Avec le recul, le traitement du divorce des Ponds, par exemple, laisse un goût amer. Autant je peux comprendre la révélation brusque de leur séparation, autant j’aurais réellement préféré les voir retomber amoureux l’un de l’autre au fil des quatre épisodes suivants, jusqu’à cette conclusion romantique, plutôt que de faire comme si rien ne s’était passé dès l’épisode 2. Mais cela nous ramène aux conditions d’écriture que j’évoquais dans ma dernière critique. Pour écrire une telle évolution progressive, il faut soit un véritable atelier d’écriture à l’américaine, soit que Moffat soit plus dirigiste et réécrive davantage les épisodes des autres scénaristes…

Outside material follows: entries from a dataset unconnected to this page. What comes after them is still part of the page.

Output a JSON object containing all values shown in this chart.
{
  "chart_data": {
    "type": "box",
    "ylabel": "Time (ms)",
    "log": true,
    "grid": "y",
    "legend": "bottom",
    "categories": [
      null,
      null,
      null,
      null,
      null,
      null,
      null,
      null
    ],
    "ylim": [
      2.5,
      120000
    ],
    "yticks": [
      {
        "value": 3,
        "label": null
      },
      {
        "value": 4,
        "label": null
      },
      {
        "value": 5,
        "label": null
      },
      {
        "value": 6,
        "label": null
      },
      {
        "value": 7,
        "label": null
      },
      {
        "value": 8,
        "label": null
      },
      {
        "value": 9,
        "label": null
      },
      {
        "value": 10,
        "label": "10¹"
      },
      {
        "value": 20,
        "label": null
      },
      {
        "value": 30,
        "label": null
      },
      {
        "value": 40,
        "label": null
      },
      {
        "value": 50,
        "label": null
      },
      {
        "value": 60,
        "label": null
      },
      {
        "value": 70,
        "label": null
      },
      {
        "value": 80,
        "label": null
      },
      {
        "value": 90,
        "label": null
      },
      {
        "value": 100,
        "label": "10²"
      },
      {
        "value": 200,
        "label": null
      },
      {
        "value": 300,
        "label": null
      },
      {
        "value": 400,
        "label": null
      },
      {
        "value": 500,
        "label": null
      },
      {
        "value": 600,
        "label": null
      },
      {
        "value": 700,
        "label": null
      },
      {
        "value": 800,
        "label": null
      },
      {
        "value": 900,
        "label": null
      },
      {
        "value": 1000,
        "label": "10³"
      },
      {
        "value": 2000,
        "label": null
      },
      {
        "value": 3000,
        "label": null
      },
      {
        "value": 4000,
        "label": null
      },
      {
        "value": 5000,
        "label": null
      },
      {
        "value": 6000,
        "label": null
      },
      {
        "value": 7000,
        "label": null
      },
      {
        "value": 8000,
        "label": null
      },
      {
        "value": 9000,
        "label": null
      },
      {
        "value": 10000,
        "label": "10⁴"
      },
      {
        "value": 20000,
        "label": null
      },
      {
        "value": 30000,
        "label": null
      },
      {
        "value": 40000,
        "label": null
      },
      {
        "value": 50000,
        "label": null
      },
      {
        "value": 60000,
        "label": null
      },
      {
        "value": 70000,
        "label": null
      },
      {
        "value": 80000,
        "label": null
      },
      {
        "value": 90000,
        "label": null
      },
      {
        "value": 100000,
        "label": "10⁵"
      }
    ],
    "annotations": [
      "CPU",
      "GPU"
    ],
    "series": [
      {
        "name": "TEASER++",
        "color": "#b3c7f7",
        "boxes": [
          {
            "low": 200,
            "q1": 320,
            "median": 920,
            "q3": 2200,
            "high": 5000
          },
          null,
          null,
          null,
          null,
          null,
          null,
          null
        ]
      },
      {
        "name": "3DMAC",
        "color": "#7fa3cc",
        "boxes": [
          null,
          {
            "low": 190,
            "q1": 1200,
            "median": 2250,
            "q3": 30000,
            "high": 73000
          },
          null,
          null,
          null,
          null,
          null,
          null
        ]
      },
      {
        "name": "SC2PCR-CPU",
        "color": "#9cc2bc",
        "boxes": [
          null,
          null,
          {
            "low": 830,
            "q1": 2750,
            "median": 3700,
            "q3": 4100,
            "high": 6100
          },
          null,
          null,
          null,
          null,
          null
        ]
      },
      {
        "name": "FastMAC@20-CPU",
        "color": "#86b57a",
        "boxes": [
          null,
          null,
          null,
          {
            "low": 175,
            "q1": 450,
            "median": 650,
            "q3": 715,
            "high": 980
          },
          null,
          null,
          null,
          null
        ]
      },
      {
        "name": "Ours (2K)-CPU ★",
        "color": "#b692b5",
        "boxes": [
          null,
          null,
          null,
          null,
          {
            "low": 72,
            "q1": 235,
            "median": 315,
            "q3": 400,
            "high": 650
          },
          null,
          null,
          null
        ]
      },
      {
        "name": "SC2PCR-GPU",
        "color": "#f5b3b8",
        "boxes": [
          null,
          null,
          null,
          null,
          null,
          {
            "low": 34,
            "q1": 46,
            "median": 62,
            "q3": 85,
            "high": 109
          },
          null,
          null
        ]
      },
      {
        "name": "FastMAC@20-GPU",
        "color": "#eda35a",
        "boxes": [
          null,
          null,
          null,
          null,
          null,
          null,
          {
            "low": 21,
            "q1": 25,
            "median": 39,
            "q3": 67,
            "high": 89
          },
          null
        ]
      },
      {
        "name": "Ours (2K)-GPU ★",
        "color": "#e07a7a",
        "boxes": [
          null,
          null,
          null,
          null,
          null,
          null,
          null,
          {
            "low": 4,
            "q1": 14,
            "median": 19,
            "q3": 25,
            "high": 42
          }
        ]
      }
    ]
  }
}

DoctorWho sera de retour pour un Spécial de Noël, suivi de huit nouveaux épisodes début 2013. Mon principal souhait est de revenir à une chronologie plus classique, qu’on en finisse avec les séries de quelques épisodes couvrant des périodes de temps insensées. Après ces deux dernières saisons, ce serait un changement de format important, ce qui me donne une raison d’espérer être exaucé.

 

Le bilan : à mes yeux, un départ très réussi pour Amy et Rory, dont l’atmosphère est exquise, et qui m’a profondément touché. Je ne suis pas blasé des WeepingAngels, surtout que ce retour s’accompagnait de suffisamment d’innovations, qu’elles soient grosses (l’usine énergétique) ou petites (les chérubins, l’ange souriant) pour ne pas me laisser sur une impression de déjà vu. Moffat ne veut pas s’ennuyer et ne veut pas s’ennuyer lui-même. Il expérimente beaucoup avec la narration. Toutes ses expériences d’écriture ne sont pas réussies, et la carrière des Ponds aura été marquées par certaines réussites majeures comme par un certain nombre d’échecs. En attendant, la routine ne semble plus avoir cours dans DoctorWho.

 

Le ravalement de façade de la semaine

En cinquième semaine, le gimmick du générique atteint déjà sa limite puisque les graphistes n’ont pas trouvé d’idée de calque convaincant à appliquer au logo. On a donc le droit à apercevoir de façon peu lisible la couronne de la statue de la liberté. Même si rien n’a été annoncé officiellement, je pense (ou j’espère) qu’un générique entièrement nouveau sur le plan visuel et sonore sera étrenné avec la nouvelle compagne. Vivement !

 

La statue de la liberté

Et oui, on peut se demander comment la statue de la liberté a pu bouger. Sauf qu’on peut quand même dire que le New York des années 30 n’est pas tout à fait celui de 2012, que cela se passe en pleine nuit, que l’usine énergétique rend ces Anges plus forts que jamais, et que la bande-son s’attache à nous démontrer que son avancée est hachée, souvent interrompue quand elle est regardée. Enfin, imaginez ce que vous penseriez de quelqu’un qui a fait une nuit blanche et qui vous assurerait le lendemain qu’il a vu la statue de la liberté à différents endroits pendant la nuit : vraisemblablement qu’il doit arrêter la vodka en soirée, et pas que son témoignage est d’une absolue crédibilité. Mais sinon, l’explication principale reste que c’est très très cool comme image, et que je n’aurais pas voulu m’en passer !

 

Dites, c’est bientôt Noël ?

DOCTOR WHO, épisode 7×05 (BBC)

The Angels Take Manhattan

Scénario : Steven Moffat ; réalisation : Nick Hurran.

Avec : Matt Smith (The Doctor), Karen Gillan (Amy Pond), Arthur Darvill (Rory Williams), Alex Kingston (River Song), Michael McShane (Grayle), Rob David (Sam Garner).